The Supreme Court’s decision

The Supreme Court unanimously allowed the widow’s appeal and excluded from the order any sum referable to the success fee. Lord Richards, delivering the court’s judgment, held that, in determining the appropriate relief in a 1975 Act claim, a judge cannot include, directly or indirectly, any allowance for a success fee.

The court’s reasoning rested on several important grounds. First, while the meaning of ‘maintenance’ in section 1(2)(b) of the 1975 Act is wide enough to include a sum to meet a liability for litigation costs generally, there are strong policy reasons for prohibiting the recovery of success fees as part of a substantive award. Lord Richards confirmed that the general rule, established by a consistent line of authority, is that the liability of one party to pay some or all of the costs incurred by another party is treated as a matter separate from the substantive relief sought in the proceedings.

Second, 1975 Act proceedings are subject to the costs regime contained in the Civil Procedure Rules (CPR). To permit a party to recover base costs or success fees as part of the substantive award would undermine the integrity of that costs regime and produce an incoherent result.

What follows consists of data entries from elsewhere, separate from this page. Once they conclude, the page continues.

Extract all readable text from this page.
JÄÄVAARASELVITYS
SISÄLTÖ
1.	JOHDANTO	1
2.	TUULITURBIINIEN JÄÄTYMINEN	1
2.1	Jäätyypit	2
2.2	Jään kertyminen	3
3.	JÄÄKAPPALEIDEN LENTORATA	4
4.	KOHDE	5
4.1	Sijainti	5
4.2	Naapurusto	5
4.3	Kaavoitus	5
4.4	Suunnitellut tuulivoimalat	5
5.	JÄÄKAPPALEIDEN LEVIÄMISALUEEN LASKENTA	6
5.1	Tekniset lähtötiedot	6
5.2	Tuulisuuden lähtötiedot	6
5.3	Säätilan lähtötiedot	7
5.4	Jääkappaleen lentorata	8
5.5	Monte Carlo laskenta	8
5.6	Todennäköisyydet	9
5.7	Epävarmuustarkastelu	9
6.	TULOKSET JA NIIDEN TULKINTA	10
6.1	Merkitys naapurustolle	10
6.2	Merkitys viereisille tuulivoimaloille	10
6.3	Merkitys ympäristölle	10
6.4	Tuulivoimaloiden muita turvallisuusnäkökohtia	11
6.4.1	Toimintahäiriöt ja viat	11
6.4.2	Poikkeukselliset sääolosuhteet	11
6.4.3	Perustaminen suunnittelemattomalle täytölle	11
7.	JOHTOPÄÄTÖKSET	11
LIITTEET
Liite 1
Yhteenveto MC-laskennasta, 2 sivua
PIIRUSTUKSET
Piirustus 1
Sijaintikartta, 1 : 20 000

Third, following the Jackson reforms, section 58A(6) of the 1990 Act was introduced to prohibit the recovery of success fees in any costs order, reflecting the policy conclusion that success fees were “the major contributor to disproportionate costs in civil litigation”. The Supreme Court held that the logical extension of this policy is that success fees aren’t recoverable as part of a substantive award in any civil proceedings, including those under the 1975 Act.

Fourth, the court noted that Part 36 of the CPR, the regime designed to encourage settlement, would be rendered “virtually unworkable” if success fees were recoverable as part of the substantive award, potentially creating injustice to the estate.

The Supreme Court also rejected the argument that a valid parallel could be drawn between 1975 Act proceedings and financial remedy proceedings under the Matrimonial Causes Act 1973. It observed that the costs regime in civil proceedings governed by the CPR is “substantially different” from that applicable to financial remedy proceedings and that success fees are, in any event, prohibited in family proceedings.

Practical implications

Katie Alsop notes that the Hirachand decision has significant implications for those considering the funding of 1975 Act claims. Where a claimant funds a claim by way of a CFA, the success fee can no longer be passed on to the unsuccessful party or recovered from the estate as part of the award.

A successful claimant must meet the success fee, together with any shortfall between their solicitors’ costs and the amount recovered on assessment, from their own resources or from the sum awarded to them.

Charlotte Kahrman observes that the decision is likely to prompt a careful reassessment of the funding options available to potential claimants. There are early indications that alternative models, such as deferred fees, damages-based agreements (DBAs) and after-the-event insurance provided by litigation funders, may become more prevalent, although that hasn’t been our experience to date.

At the very least, claimants and their legal advisers will need to carry out a thorough balancing exercise at the outset, considering whether the anticipated size of the estate and any likely award will be sufficient to absorb the success fee. This is particularly important in claims by adult children, where the quantum of awards is inherently uncertain.

HCR Law continues to offer a range of funding agreements, including CFAs, which are offered at the firm’s discretion and only where the circumstances of a matter warrant it.

From the perspective of defendants and estate beneficiaries, the decision is broadly welcome. It reduces the costs exposure faced by those defending 1975 Act claims, as they no longer risk having to contribute to a claimant’s success fee as part of an adverse award.

Katie and Charlotte note, however, that the clarification in Hirachand hasn’t led to a noticeable reduction in 1975 Act claims overall. Instead, funding models are adapting to ensure that meritorious claims can still be pursued.